The vehicle could be carried in Sikorsky CH-53 Sea Stallion and Boeing Vertol CH-46 Sea Knight helicopters, Bell Boeing V-22 Osprey tiltrotors and a Lockheed C-130 Hercules aircraft. Up to 21 vehicles could be in a Lockheed C-5 Galaxy and up to 12 could be carried in a Boeing C-17 Globemaster III.

=== Armament ===
The Shadow RST-V could be equipped with a 7.62 mm machine gun, 12.7 mm machine gun, 40 mm grenade launcher, Objective Crew Served Weapon (OCSW), FGM-148 Javelin or BGM-71 TOW. It could also be equipped with a defensive suite consisting of radars and laser warning receivers and missile warning systems.

=== Surveillance ===
The Shadow RST-V could be equipped an electro-optical sensors on a 3 m extending mast developed by General Dynamics Canada that provided a dual field of view day and thermal imaging sensors. Additionally, it was equipped with a Northrop Grumman Lightweight Laser Designator and Ranger (LLDR). The sensor suite was linked to an Inertial navigation system (INS) and the Global Positioning System (GPS) with a Smiths Industries direction finder.
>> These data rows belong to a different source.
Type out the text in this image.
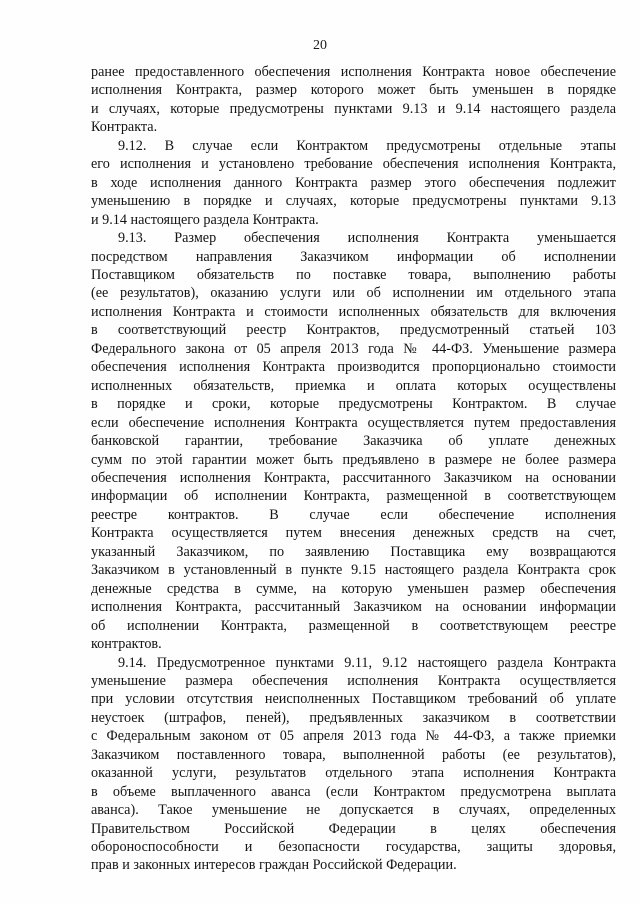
20
ранее предоставленного обеспечения исполнения Контракта новое обеспечение
исполнения Контракта, размер которого может быть уменьшен в порядке
и случаях, которые предусмотрены пунктами 9.13 и 9.14 настоящего раздела
Контракта.
9.12. В случае если Контрактом предусмотрены отдельные этапы
его исполнения и установлено требование обеспечения исполнения Контракта,
в ходе исполнения данного Контракта размер этого обеспечения подлежит
уменьшению в порядке и случаях, которые предусмотрены пунктами 9.13
и 9.14 настоящего раздела Контракта.
9.13. Размер обеспечения исполнения Контракта уменьшается
посредством направления Заказчиком информации об исполнении
Поставщиком обязательств по поставке товара, выполнению работы
(ее результатов), оказанию услуги или об исполнении им отдельного этапа
исполнения Контракта и стоимости исполненных обязательств для включения
в соответствующий реестр Контрактов, предусмотренный статьей 103
Федерального закона от 05 апреля 2013 года № 44-ФЗ. Уменьшение размера
обеспечения исполнения Контракта производится пропорционально стоимости
исполненных обязательств, приемка и оплата которых осуществлены
в порядке и сроки, которые предусмотрены Контрактом. В случае
если обеспечение исполнения Контракта осуществляется путем предоставления
банковской гарантии, требование Заказчика об уплате денежных
сумм по этой гарантии может быть предъявлено в размере не более размера
обеспечения исполнения Контракта, рассчитанного Заказчиком на основании
информации об исполнении Контракта, размещенной в соответствующем
реестре контрактов. В случае если обеспечение исполнения
Контракта осуществляется путем внесения денежных средств на счет,
указанный Заказчиком, по заявлению Поставщика ему возвращаются
Заказчиком в установленный в пункте 9.15 настоящего раздела Контракта срок
денежные средства в сумме, на которую уменьшен размер обеспечения
исполнения Контракта, рассчитанный Заказчиком на основании информации
об исполнении Контракта, размещенной в соответствующем реестре
контрактов.
9.14. Предусмотренное пунктами 9.11, 9.12 настоящего раздела Контракта
уменьшение размера обеспечения исполнения Контракта осуществляется
при условии отсутствия неисполненных Поставщиком требований об уплате
неустоек (штрафов, пеней), предъявленных заказчиком в соответствии
с Федеральным законом от 05 апреля 2013 года № 44-ФЗ, а также приемки
Заказчиком поставленного товара, выполненной работы (ее результатов),
оказанной услуги, результатов отдельного этапа исполнения Контракта
в объеме выплаченного аванса (если Контрактом предусмотрена выплата
аванса). Такое уменьшение не допускается в случаях, определенных
Правительством Российской Федерации в целях обеспечения
обороноспособности и безопасности государства, защиты здоровья,
прав и законных интересов граждан Российской Федерации.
The communications system included an ITT SINCGARS ASIIIP VHF transponder.

=== Propulsion ===
The Shadow RST-V had a Hybrid vehicle drivetrain based on a 114 kW-rated Detroit Diesel type 2.5-liter DI-4V front mounted turbocharged, intercooled common-rail direct-injection diesel engine. The diesel engine powered a 100 kW Renk Magnet-Motor generator that drove four 50 kW permanent magnetic hub motors mounted on each of the wheel hubs. The power generation unit includes two 20 kWh Saft Li-Ion batteries with a peak power output of 80 kW and can be charged by the diesel engine. In stealth mode, the vehicle can be powered only by the battery to reduce its acoustic and thermal signature.

The vehicle can be operated in hybrid mode using power from both the diesel engine and the battery pack during maneuvers requiring rapid acceleration, maximum torque for steep gradients. The vehicle had a demonstrated maximum road speed of 112 km/h. Its 95-liter fuel tank allowed for an unrefueled range of 758 km at 50 km/h. and 32 km using only the battery pack.